Town Manager Garry Brumback said the project would take advantage of some sites currently not being used to generate power with the hopes of saving utility costs. During a recent meeting, Brumback recommended the council to choose Greenskies Renewable Energy LLC, a Connecticut-based solar integrator that specializes in solar financing, system design, project implementation, system monitoring and maintenance. The Council voted 7 to 0 in favor of choosing Greenskies.
“I think it’s an extraordinary testimony to our motto, the ‘city of progress,’” said Brumback. “We’re seeing it in reusing property that is otherwise not being used.”
Centerplan Construction Company LLC serves as the Engineering, Procurement and Construction (EPC) partner of Greenskies.
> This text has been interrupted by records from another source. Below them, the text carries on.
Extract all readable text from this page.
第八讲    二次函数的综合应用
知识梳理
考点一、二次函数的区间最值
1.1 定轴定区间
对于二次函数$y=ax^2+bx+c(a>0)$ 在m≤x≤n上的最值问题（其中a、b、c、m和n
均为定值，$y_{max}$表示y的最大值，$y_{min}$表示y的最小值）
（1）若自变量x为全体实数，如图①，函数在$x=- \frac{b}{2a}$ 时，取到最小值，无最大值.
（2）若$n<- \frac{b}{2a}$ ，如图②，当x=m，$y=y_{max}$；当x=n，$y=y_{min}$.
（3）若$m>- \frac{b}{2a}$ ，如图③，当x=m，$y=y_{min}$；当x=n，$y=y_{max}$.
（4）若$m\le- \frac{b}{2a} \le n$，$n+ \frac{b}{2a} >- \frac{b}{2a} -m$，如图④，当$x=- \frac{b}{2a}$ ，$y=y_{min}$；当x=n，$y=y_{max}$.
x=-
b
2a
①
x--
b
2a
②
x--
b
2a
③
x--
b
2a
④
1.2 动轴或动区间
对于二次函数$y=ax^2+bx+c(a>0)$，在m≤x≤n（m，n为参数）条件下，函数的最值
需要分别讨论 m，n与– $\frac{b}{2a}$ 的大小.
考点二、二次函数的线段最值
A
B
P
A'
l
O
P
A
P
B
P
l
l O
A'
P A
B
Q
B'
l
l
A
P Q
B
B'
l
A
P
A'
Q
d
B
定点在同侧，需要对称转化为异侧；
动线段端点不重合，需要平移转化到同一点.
Centerplan handles both construction management and actual performance on site, between breaking ground and commissioning.
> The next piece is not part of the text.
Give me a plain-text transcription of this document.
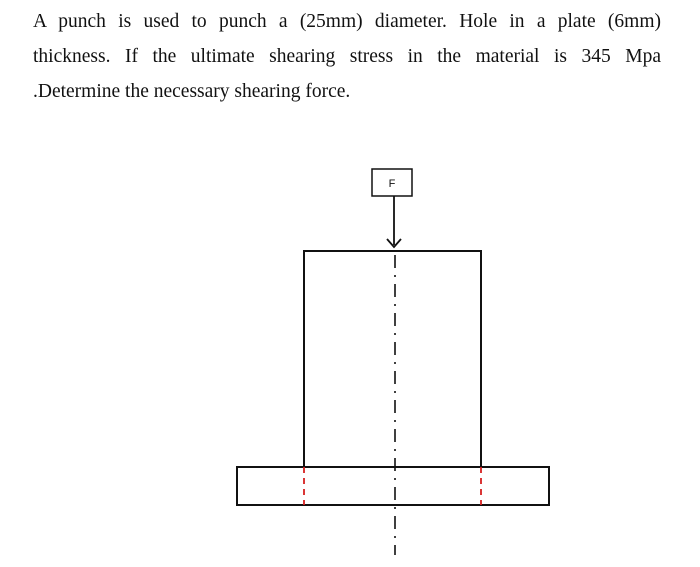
A punch is used to punch a (25mm) diameter. Hole in a plate (6mm)
thickness. If the ultimate shearing stress in the material is 345 Mpa
.Determine the necessary shearing force.
F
“We would be entering into a 20-year contract where no upfront costs of money would be required—you’d be saving roughly half of what you’re currently paying in electrical rates and we summarized the total savings over the 20-year process,” said Andrew Chester, the principal of Greenskies.
During a presentation to the council, Chester noted three proposed school sites for solar installations, including Plantsville Elementary School, Hatton School and South End School. The installation at Plantsville School would be located on the rooftop and the remaining installations (at Hatton and South End Schools) would be mounted on the ground. The installation at South End School would be located on town-owned property.
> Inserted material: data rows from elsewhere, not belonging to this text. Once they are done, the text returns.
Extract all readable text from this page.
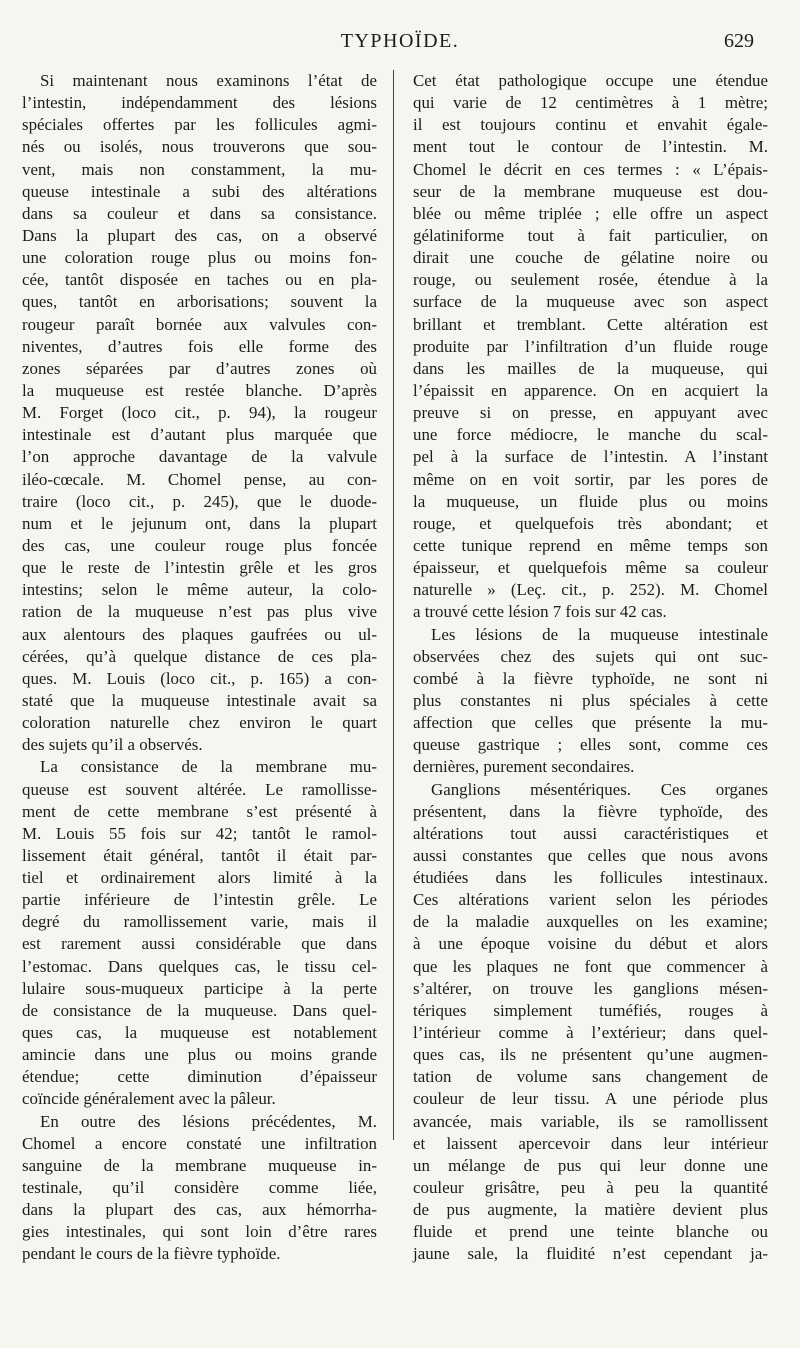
TYPHOÏDE.	629
Si maintenant nous examinons l’état de
l’intestin, indépendamment des lésions
spéciales offertes par les follicules agmi-
nés ou isolés, nous trouverons que sou-
vent, mais non constamment, la mu-
queuse intestinale a subi des altérations
dans sa couleur et dans sa consistance.
Dans la plupart des cas, on a observé
une coloration rouge plus ou moins fon-
cée, tantôt disposée en taches ou en pla-
ques, tantôt en arborisations; souvent la
rougeur paraît bornée aux valvules con-
niventes, d’autres fois elle forme des
zones séparées par d’autres zones où
la muqueuse est restée blanche. D’après
M. Forget (loco cit., p. 94), la rougeur
intestinale est d’autant plus marquée que
l’on approche davantage de la valvule
iléo-cœcale. M. Chomel pense, au con-
traire (loco cit., p. 245), que le duode-
num et le jejunum ont, dans la plupart
des cas, une couleur rouge plus foncée
que le reste de l’intestin grêle et les gros
intestins; selon le même auteur, la colo-
ration de la muqueuse n’est pas plus vive
aux alentours des plaques gaufrées ou ul-
cérées, qu’à quelque distance de ces pla-
ques. M. Louis (loco cit., p. 165) a con-
staté que la muqueuse intestinale avait sa
coloration naturelle chez environ le quart
des sujets qu’il a observés.
La consistance de la membrane mu-
queuse est souvent altérée. Le ramollisse-
ment de cette membrane s’est présenté à
M. Louis 55 fois sur 42; tantôt le ramol-
lissement était général, tantôt il était par-
tiel et ordinairement alors limité à la
partie inférieure de l’intestin grêle. Le
degré du ramollissement varie, mais il
est rarement aussi considérable que dans
l’estomac. Dans quelques cas, le tissu cel-
lulaire sous-muqueux participe à la perte
de consistance de la muqueuse. Dans quel-
ques cas, la muqueuse est notablement
amincie dans une plus ou moins grande
étendue; cette diminution d’épaisseur
coïncide généralement avec la pâleur.
En outre des lésions précédentes, M.
Chomel a encore constaté une infiltration
sanguine de la membrane muqueuse in-
testinale, qu’il considère comme liée,
dans la plupart des cas, aux hémorrha-
gies intestinales, qui sont loin d’être rares
pendant le cours de la fièvre typhoïde.
Cet état pathologique occupe une étendue
qui varie de 12 centimètres à 1 mètre;
il est toujours continu et envahit égale-
ment tout le contour de l’intestin. M.
Chomel le décrit en ces termes : « L’épais-
seur de la membrane muqueuse est dou-
blée ou même triplée ; elle offre un aspect
gélatiniforme tout à fait particulier, on
dirait une couche de gélatine noire ou
rouge, ou seulement rosée, étendue à la
surface de la muqueuse avec son aspect
brillant et tremblant. Cette altération est
produite par l’infiltration d’un fluide rouge
dans les mailles de la muqueuse, qui
l’épaissit en apparence. On en acquiert la
preuve si on presse, en appuyant avec
une force médiocre, le manche du scal-
pel à la surface de l’intestin. A l’instant
même on en voit sortir, par les pores de
la muqueuse, un fluide plus ou moins
rouge, et quelquefois très abondant; et
cette tunique reprend en même temps son
épaisseur, et quelquefois même sa couleur
naturelle » (Leç. cit., p. 252). M. Chomel
a trouvé cette lésion 7 fois sur 42 cas.
Les lésions de la muqueuse intestinale
observées chez des sujets qui ont suc-
combé à la fièvre typhoïde, ne sont ni
plus constantes ni plus spéciales à cette
affection que celles que présente la mu-
queuse gastrique ; elles sont, comme ces
dernières, purement secondaires.
Ganglions mésentériques. Ces organes
présentent, dans la fièvre typhoïde, des
altérations tout aussi caractéristiques et
aussi constantes que celles que nous avons
étudiées dans les follicules intestinaux.
Ces altérations varient selon les périodes
de la maladie auxquelles on les examine;
à une époque voisine du début et alors
que les plaques ne font que commencer à
s’altérer, on trouve les ganglions mésen-
tériques simplement tuméfiés, rouges à
l’intérieur comme à l’extérieur; dans quel-
ques cas, ils ne présentent qu’une augmen-
tation de volume sans changement de
couleur de leur tissu. A une période plus
avancée, mais variable, ils se ramollissent
et laissent apercevoir dans leur intérieur
un mélange de pus qui leur donne une
couleur grisâtre, peu à peu la quantité
de pus augmente, la matière devient plus
fluide et prend une teinte blanche ou
jaune sale, la fluidité n’est cependant ja-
“Whether it’s on the roof or the ground, we are installing a solar panel that sits on some form of racking, and we are tying the power into the distribution network of that facility,” said Chester, adding that his company has spoken with school administrators about the sites. “It’s called a behind-the-meter solar installation…that facility physically uses the power after it’s created.”
Chester said the solar installation at Plantsville School would bring savings of $414,024 over the course of the contract. At Hatton and South End Schools, the solar panels would bring a total of $850,017 in savings, Chester added.
Chester said the fourth proposed site, the Old Turnpike Landfill on Old Turnpike Road, would include a “virtual net metering.” Under this project, the meter would be installed on the ground, and would bring a total savings of $1,347,184.
“A meter would be installed where the power would flow through and the meter would spin backwards,” said Chester. “You get credits for the power that is generated at that site, and the town can elect up to five beneficial counts to then send those metered credits to.”
After construction is completed for each project, Greenskies would be responsible for the entire maintenance and upkeep of the new installations. Chester said the company has 24-hour monitoring equipment to track production.
“That monitoring can also be linked to your town website, to schools where it can be put on televisions and teachers can discuss through imagery of the actual facility itself,” said Chester, who later commented that Greenskies would consider upgrading technology as it develops if doing so making sense economically. “We do have two annual check-ups, but it’s also monitored live, so the emergency service can be done in a timely manner.”